Fairly certain I am going to look back and regret the time I have wasted in this life of doing and stressing once all the time has disappeared. The insane complexity of modern life and the fractured sense of peace and equanimity rob me of the gentle breeze that blows across my face, but only if I allow it.
Only if I separate it out. This neurotic drive to get it all done makes me laugh my own naivety. It strikes me hard, often, that I am going to look back when I don’t have mobility anymore and regret that I didn’t take myself off to natural surrounds even more often.
A week ago, during a long paddle, I saw two huge eagles making a nest on the corner of a local river. I was kinda dumbstruck by the enormity of it. Wow, it hit me like a ton of bricks, there is life that is truly living.

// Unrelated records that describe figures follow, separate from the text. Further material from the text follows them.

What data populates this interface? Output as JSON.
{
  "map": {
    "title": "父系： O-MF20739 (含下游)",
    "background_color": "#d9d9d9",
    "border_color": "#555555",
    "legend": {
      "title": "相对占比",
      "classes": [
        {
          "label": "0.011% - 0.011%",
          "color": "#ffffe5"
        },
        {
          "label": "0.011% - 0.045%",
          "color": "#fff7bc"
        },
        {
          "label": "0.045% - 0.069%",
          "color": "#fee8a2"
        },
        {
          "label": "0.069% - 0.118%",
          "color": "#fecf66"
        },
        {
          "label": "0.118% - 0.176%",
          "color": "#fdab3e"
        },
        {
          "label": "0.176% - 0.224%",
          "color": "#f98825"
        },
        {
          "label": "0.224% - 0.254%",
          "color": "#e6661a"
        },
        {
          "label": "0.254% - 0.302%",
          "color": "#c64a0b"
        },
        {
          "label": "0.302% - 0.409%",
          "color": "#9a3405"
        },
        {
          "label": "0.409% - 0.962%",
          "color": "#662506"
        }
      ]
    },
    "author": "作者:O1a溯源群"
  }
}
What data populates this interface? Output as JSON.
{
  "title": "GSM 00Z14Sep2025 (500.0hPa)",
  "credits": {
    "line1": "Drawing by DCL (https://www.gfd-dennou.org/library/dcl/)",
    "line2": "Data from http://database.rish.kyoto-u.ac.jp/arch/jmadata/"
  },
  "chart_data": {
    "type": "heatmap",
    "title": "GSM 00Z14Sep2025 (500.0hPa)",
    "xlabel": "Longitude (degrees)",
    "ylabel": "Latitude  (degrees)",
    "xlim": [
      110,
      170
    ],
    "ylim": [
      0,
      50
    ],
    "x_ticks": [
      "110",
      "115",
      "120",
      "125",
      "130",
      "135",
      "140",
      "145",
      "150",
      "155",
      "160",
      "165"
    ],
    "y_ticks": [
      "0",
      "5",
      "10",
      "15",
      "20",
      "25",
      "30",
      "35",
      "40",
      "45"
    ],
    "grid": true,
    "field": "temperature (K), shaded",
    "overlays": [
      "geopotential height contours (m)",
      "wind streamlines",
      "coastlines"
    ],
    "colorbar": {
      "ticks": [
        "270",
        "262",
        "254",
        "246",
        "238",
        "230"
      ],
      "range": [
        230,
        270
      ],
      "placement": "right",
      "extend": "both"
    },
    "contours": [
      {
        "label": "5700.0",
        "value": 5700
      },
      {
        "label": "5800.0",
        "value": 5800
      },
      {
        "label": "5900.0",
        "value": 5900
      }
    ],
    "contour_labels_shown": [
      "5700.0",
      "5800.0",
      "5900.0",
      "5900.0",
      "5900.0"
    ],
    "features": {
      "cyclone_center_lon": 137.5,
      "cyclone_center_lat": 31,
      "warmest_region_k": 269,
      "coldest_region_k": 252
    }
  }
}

These are my teachers. Today I am lost in paperwork, taxes, bills, invoices, like thousands of tiny needles piercing my brain and I long for that bloody river and those teachers. But I have to remind myself that yes, even this is an experience that I will wish I could have again one day.
If only I could be back in that vital body again, the old man would wish. Here I am, right now though, taking the advice of the elderly man that I am not yet. Still in this precious, temporary body brimming with vitality and strength. How fortunate.
It downloads in my brain that we are whipping each other into a type of chaotic trance. Is, busy the measure of the success of life, I wonder? My conditioned brain thinks so but my heart knows differently.
Be alive now, it whispers, be awake here and be present. Yes, even if your body trembles with fear and anxiety.
Yes, be anxious, be frightened, be chaotic, rush and do, but know, watch and observe yourself. Equanimity is around the next corner, only as far away as the awareness that you are stressed is.
There’s something to loving it all and giving up preferences.
As I sit here at this table I can close my eyes and those eagles are dancing in front of me calling me back. Calling me to come out of my thoughts and back to this life. The texture of time changes as you get older, your perception grows, and if you allow it, the reflection brings the golden challis of wisdom rising in your own experience.
The wisdom of the disappearing years and the changing texture brings a message. This will also disappear.So, if not now, when?
Going to wait for retirement, the so-called golden years? They are all golden!
All precocious, perhaps even more precious are the most difficult years. Spill your heart, you might as well.
This is the moment we should cry tears of sadness and joy, this is the moment our presence should crack like thunder and our kindness should wisely hold.
Be not afraid of the silence and the vulnerability, be who you came here to be. One day soon, it will all evaporate like steam.